Später praktizierte der Internist in Düsseldorf, führte weiterhin Piloten-Tauglichkeitsuntersuchungen durch und ging auch schon einmal Wege abseits der Schulmedizin in Richtung Naturheilverfahren, Hypnose und Elektro-Akupunktur nach Voll und untersuchte Sportler auf Tauglichkeit einschließlich D-Kader. Nebenbei war er selbst mehr als 40 Jahre aktiver Flieger. Forschung und Wissenschaft waren – disziplinübergreifend – seine Themen und sind es noch heute.

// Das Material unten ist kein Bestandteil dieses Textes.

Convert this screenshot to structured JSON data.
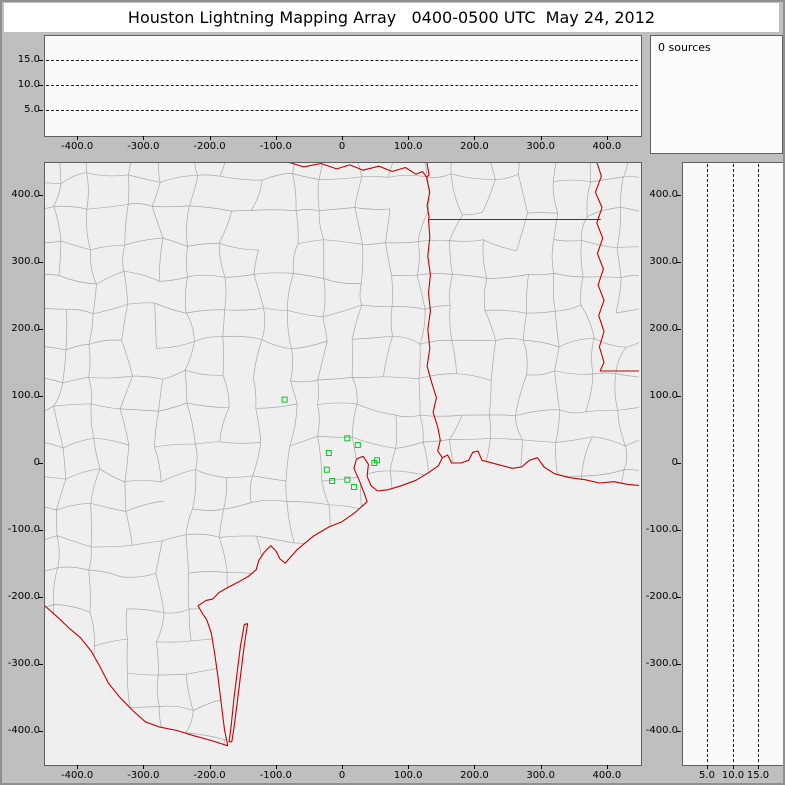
{
  "title": "Houston Lightning Mapping Array   0400-0500 UTC  May 24, 2012",
  "sources_panel": {
    "label": "0 sources"
  },
  "colors": {
    "frame_gray": "#bfbfbf",
    "panel_background": "#fafafa",
    "map_background": "#efefef",
    "county_boundary": "#a8a8a8",
    "state_border_red": "#c40000",
    "gridline_black": "#1a1a1a",
    "station_green": "#00cc22"
  },
  "chart_data": [
    {
      "name": "altitude-vs-east-west",
      "type": "scatter",
      "xlim": [
        -450,
        450
      ],
      "ylim": [
        0,
        20
      ],
      "x_ticks": [
        -400,
        -300,
        -200,
        -100,
        0,
        100,
        200,
        300,
        400
      ],
      "x_tick_labels": [
        "-400.0",
        "-300.0",
        "-200.0",
        "-100.0",
        "0",
        "100.0",
        "200.0",
        "300.0",
        "400.0"
      ],
      "y_gridlines": [
        5,
        10,
        15
      ],
      "y_gridline_labels": [
        "5.0",
        "10.0",
        "15.0"
      ],
      "points": []
    },
    {
      "name": "plan-view-map",
      "type": "scatter",
      "xlim": [
        -450,
        450
      ],
      "ylim": [
        -450,
        450
      ],
      "x_ticks": [
        -400,
        -300,
        -200,
        -100,
        0,
        100,
        200,
        300,
        400
      ],
      "x_tick_labels": [
        "-400.0",
        "-300.0",
        "-200.0",
        "-100.0",
        "0",
        "100.0",
        "200.0",
        "300.0",
        "400.0"
      ],
      "y_ticks": [
        400,
        300,
        200,
        100,
        0,
        -100,
        -200,
        -300,
        -400
      ],
      "y_tick_labels": [
        "400.0",
        "300.0",
        "200.0",
        "100.0",
        "0",
        "-100.0",
        "-200.0",
        "-300.0",
        "-400.0"
      ],
      "station_markers_km": [
        [
          -87,
          95
        ],
        [
          8,
          37
        ],
        [
          -20,
          15
        ],
        [
          24,
          27
        ],
        [
          -23,
          -10
        ],
        [
          -15,
          -27
        ],
        [
          8,
          -25
        ],
        [
          18,
          -36
        ],
        [
          49,
          0
        ],
        [
          53,
          4
        ]
      ],
      "points": []
    },
    {
      "name": "altitude-vs-north-south",
      "type": "scatter",
      "xlim": [
        0,
        20
      ],
      "ylim": [
        -450,
        450
      ],
      "x_gridlines": [
        5,
        10,
        15
      ],
      "x_gridline_labels": [
        "5.0",
        "10.0",
        "15.0"
      ],
      "y_ticks": [
        400,
        300,
        200,
        100,
        0,
        -100,
        -200,
        -300,
        -400
      ],
      "y_tick_labels": [
        "400.0",
        "300.0",
        "200.0",
        "100.0",
        "0",
        "-100.0",
        "-200.0",
        "-300.0",
        "-400.0"
      ],
      "points": []
    }
  ]
}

„So habe ich mir an meinem 80. Geburtstag gedacht, ich habe Geld gespart und kann damit Forschungspreise stiften und auch für meine Geburtsstadt Aschersleben etwas tun. Deshalb habe ich die Stiftungspreise gedrittelt, je ein Drittel für die medizinische Forschung in der Human-Medizin, eines für die Tiermedizin und eines für Aschersleben. Da ich jedoch nach meiner Kindheit mit Pferden noch immer ein enges Verhältnis zu ihnen habe, habe ich einen Sonder-Fonds für spezielle Pferdeprojekte eingerichtet, wie beispielsweise 2022 den Gnadenhof für alte Hengste in Grünberg und seit neuestem noch Preise für zwei Spitzenhengste.“
Dr. Dr. Ernst von Wnuck ist mittlerweile 84 Jahre alt, lebt ganz bescheiden in einer kleinen Düsseldorfer Wohnung und hat sichergestellt, dass die Förderspreise auch in den nächsten 40 Jahren fortgesetzt werden. Aber ruhig geworden ist er noch immer nicht: Gerade studiert er an der Universität Düsseldorf im sechsten Semester Geschichte und Kunstgeschichte. Wann er wohl auch hier promovieren wird?